AD: Wow. Was she frightened?

Kyle Thomas: No! And we just became best friends. We’re still besties to this day.

AD: Isn’t she still around? In this part of the country?

Kyle Thomas: Yeah. She’s actually going to come out to LA next month and we’re going to do some recording. She’s incredible. Her and Chris Weisman, they’re probably my two best friends that are still in Brattleboro.

AD: I just got a record from Chris Weisman that was just really good and totally under the radar.

Kyle Thomas: Both of them are some of the best songwriters around. I feel like they’re waiting. I’m waiting for the world to catch up.

AD: I don’t know. I’ve been writing about music for maybe 20 years, and there are all these bands that are really good and never get their shot.

Kyle Thomas: Yeah, but then somebody finds it in the future and things happen. The Nick Drake phenomenon.

AD: I hope so. It does not seem to be entirely judged by quality.

Kyle Thomas: Definitely not.

AD: And then you took this jangly pop turn in Happy Birthday. How did that happen?

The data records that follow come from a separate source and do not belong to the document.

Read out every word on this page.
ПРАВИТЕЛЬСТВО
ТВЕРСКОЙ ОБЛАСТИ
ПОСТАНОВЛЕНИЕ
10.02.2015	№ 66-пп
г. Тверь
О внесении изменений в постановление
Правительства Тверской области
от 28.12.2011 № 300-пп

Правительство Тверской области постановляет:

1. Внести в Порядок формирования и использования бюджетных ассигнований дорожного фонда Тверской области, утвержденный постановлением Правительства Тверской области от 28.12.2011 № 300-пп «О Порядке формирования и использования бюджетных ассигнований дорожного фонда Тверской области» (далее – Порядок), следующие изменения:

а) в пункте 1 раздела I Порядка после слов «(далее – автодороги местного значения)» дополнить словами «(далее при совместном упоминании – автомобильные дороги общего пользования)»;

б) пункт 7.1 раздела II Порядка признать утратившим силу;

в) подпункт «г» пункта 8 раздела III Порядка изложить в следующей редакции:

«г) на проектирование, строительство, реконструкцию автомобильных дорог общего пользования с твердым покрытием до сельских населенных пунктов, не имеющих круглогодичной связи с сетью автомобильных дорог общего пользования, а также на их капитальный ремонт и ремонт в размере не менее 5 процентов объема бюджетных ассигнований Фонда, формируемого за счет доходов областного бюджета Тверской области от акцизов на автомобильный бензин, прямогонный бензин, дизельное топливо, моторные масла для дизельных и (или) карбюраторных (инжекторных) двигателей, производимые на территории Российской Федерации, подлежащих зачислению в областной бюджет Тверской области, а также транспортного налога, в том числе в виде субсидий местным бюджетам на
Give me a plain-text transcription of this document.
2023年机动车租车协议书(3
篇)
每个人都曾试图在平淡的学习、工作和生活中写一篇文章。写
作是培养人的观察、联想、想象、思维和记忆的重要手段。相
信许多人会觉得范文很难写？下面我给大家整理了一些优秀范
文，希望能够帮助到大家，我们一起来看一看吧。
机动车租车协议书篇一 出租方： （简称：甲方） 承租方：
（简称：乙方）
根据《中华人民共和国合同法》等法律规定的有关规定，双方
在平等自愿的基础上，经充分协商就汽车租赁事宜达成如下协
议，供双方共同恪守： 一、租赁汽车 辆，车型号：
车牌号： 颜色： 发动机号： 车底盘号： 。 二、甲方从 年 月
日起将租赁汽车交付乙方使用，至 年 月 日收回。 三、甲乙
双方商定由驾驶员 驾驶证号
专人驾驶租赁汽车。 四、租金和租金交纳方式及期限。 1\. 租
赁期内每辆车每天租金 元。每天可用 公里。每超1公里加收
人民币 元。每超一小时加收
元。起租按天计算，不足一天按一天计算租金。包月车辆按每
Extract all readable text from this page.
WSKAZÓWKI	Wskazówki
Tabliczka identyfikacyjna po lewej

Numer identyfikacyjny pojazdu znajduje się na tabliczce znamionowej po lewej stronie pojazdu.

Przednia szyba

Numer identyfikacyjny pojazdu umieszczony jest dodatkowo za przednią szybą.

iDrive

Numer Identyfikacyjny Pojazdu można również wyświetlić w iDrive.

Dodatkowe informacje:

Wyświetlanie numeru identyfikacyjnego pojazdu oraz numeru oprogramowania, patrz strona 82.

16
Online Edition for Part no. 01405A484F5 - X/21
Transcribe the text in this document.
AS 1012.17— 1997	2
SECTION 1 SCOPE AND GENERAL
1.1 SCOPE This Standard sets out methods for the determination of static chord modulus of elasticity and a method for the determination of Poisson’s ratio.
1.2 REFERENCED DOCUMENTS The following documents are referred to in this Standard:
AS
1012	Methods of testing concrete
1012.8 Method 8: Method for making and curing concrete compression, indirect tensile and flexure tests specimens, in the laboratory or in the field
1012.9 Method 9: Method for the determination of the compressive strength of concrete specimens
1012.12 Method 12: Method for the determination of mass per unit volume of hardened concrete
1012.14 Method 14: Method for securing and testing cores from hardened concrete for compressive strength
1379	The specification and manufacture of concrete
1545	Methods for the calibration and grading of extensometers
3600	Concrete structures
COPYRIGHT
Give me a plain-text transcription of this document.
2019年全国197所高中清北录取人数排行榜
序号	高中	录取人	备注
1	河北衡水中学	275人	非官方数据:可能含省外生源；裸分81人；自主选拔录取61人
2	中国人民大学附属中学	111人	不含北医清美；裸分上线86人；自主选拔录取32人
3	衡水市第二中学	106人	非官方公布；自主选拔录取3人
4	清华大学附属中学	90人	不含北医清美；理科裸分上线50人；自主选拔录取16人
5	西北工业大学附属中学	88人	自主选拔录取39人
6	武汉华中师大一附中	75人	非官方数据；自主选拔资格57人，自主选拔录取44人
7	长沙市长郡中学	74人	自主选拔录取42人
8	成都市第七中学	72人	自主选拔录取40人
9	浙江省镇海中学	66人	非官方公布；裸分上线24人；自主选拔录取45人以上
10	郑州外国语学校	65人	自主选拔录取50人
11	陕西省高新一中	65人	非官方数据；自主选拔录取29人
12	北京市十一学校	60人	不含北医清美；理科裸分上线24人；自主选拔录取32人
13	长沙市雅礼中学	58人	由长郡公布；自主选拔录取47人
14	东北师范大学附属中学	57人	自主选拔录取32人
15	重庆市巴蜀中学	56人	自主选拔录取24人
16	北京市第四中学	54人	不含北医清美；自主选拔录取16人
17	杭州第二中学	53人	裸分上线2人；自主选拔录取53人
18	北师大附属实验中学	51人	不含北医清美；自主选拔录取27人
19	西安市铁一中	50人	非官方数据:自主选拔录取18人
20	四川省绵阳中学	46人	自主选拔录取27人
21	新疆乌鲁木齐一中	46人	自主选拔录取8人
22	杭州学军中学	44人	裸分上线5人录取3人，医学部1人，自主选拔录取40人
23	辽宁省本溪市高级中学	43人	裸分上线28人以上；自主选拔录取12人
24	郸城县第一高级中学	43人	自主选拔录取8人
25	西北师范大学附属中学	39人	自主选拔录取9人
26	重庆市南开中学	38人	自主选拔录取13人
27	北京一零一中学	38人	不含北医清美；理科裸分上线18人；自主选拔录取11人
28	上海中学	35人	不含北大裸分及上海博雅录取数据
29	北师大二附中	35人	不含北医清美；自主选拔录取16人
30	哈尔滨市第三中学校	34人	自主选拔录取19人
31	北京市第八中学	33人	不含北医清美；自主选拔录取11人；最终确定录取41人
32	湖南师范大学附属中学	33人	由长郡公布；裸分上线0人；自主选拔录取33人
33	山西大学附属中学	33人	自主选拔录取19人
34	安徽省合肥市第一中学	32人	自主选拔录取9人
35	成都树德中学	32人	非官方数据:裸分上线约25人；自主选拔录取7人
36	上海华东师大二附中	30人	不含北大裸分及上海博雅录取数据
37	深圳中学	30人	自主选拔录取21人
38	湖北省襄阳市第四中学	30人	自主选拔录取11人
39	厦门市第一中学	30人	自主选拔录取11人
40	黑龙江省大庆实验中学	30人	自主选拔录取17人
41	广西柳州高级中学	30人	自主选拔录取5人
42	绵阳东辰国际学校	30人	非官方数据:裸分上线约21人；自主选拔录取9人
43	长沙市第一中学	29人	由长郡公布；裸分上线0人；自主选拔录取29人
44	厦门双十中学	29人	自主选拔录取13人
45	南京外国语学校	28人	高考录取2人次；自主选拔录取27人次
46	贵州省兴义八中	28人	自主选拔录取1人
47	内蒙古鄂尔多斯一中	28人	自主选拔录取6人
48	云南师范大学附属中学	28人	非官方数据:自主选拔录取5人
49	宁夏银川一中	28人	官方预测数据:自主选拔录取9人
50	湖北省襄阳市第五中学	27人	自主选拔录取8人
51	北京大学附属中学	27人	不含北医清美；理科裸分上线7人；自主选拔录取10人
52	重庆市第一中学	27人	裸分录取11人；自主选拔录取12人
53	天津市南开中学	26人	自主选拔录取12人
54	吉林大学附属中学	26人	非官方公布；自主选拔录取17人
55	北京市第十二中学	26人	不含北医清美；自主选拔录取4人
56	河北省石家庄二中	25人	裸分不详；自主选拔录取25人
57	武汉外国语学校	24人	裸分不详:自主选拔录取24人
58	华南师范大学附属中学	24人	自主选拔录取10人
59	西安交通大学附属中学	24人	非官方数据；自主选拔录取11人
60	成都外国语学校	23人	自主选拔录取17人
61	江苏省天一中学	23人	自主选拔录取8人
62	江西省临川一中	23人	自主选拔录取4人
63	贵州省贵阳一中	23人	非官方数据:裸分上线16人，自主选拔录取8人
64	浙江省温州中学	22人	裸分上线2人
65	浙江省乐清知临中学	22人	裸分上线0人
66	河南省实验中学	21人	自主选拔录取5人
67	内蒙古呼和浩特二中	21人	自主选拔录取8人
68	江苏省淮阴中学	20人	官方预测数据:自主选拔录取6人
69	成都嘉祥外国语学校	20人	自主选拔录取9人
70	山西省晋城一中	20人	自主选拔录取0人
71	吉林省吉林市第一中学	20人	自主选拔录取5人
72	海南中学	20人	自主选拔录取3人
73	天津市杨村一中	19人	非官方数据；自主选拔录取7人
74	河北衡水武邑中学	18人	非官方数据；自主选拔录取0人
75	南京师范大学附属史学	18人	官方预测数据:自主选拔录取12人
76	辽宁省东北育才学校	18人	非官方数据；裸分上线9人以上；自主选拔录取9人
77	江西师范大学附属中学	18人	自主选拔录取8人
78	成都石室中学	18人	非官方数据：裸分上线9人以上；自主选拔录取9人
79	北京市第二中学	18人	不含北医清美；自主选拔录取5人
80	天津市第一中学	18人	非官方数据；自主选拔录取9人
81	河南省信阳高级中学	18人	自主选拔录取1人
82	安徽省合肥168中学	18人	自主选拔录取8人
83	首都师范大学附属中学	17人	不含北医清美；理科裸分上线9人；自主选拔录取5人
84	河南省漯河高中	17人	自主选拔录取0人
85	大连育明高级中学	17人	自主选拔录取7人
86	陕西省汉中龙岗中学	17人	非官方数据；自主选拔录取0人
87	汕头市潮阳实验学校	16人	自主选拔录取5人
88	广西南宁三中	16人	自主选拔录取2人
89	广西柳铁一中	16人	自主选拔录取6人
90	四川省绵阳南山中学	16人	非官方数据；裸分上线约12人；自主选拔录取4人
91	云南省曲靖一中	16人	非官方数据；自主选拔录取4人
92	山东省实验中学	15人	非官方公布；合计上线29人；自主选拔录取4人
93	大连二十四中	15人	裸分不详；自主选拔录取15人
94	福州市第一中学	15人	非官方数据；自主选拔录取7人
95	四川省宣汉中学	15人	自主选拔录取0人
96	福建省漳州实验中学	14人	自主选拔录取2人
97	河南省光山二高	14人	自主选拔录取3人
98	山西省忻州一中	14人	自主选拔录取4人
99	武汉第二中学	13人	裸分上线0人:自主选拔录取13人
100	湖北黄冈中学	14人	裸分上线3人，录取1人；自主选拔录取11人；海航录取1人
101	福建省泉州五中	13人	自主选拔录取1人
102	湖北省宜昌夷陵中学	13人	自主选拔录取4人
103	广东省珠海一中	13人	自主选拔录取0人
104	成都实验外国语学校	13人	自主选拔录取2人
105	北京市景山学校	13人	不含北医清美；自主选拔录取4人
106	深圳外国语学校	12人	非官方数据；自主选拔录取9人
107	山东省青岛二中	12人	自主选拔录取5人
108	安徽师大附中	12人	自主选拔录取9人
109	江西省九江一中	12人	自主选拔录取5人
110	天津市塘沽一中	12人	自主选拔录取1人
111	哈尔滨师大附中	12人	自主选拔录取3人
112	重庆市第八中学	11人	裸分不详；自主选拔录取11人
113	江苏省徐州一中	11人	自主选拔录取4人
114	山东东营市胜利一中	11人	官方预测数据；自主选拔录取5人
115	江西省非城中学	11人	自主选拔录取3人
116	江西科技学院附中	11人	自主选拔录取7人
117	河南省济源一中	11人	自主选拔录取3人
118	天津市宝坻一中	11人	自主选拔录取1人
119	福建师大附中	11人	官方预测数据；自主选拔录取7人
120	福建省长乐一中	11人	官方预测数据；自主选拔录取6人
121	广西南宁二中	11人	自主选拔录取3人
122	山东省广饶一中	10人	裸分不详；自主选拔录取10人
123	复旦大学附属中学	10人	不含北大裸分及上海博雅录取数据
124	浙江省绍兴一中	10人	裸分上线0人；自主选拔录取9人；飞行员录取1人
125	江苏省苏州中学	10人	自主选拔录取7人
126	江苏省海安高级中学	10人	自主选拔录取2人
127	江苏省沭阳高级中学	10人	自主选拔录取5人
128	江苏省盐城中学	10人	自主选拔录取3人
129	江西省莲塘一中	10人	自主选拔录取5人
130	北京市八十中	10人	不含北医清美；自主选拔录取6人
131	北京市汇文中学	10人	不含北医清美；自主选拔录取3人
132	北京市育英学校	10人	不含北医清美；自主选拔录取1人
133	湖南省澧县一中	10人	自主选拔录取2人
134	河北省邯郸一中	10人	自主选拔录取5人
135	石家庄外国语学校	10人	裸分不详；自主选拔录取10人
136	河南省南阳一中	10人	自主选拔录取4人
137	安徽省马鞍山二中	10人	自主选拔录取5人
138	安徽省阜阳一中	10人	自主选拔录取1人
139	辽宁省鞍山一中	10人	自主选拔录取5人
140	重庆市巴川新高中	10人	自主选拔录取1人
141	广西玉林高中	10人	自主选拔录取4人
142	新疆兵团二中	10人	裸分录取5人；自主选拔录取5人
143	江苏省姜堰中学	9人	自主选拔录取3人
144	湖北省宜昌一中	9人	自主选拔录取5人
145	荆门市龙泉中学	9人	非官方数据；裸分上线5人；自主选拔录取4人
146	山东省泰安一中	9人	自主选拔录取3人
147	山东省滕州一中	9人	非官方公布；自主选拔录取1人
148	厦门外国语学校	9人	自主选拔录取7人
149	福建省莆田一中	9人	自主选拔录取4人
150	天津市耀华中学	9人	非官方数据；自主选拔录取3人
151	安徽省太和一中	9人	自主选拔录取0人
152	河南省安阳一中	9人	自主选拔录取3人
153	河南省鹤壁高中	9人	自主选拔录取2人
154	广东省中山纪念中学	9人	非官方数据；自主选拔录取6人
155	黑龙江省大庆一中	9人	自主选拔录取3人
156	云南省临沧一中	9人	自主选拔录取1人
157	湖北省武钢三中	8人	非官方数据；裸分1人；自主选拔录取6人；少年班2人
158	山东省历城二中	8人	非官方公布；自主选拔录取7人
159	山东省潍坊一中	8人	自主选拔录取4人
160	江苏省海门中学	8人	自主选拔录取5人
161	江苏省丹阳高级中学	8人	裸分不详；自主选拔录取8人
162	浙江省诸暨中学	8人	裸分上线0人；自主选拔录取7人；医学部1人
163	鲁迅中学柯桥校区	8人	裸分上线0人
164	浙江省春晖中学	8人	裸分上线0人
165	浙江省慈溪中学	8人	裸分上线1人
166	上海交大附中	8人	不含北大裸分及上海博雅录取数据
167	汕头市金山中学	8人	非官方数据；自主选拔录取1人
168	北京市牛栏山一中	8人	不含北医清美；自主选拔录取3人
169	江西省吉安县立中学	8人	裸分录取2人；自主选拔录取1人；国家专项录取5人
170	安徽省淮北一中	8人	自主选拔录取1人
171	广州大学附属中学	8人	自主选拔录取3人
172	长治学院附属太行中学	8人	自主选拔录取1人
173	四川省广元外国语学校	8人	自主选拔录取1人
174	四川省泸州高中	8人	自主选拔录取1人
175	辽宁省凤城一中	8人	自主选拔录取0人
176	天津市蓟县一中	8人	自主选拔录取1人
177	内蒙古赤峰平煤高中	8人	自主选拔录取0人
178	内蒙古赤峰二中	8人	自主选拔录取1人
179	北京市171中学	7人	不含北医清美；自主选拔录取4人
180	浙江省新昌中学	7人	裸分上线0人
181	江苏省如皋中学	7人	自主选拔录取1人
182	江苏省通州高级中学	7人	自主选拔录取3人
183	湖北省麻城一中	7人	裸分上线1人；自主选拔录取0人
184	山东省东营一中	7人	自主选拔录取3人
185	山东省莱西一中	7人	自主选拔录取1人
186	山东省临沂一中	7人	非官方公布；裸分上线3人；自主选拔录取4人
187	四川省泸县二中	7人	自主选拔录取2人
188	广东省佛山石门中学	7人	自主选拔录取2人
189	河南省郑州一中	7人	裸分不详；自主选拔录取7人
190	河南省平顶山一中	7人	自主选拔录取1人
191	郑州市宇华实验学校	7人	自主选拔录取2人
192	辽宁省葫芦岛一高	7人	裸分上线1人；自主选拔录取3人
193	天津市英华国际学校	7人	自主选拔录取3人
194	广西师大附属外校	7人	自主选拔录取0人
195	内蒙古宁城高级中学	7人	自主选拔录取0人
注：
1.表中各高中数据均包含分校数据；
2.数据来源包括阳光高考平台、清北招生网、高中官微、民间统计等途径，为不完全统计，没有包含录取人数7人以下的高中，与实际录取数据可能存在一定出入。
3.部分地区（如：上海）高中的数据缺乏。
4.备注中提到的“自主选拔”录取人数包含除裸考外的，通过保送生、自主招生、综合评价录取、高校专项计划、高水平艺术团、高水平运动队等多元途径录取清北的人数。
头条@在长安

Kyle Thomas: That was a band with Chris and Ruth and that was just kind of like….I had made the first King Tuff record, Was Dead. Feathers was pretty much done at that point. I wasn’t really doing Witch full-time. And I had all these songs that were a little weirder, more arty, and then Chris and Ruth, I started playing with them, and they started helping me with arrangements and changing chords and it turned into that record. It was very short-lived. But I do like it when people come up to me and say that’s their favorite record of mine. I see you. You’re like a true freak. Because that’s a weird record, but it’s cool.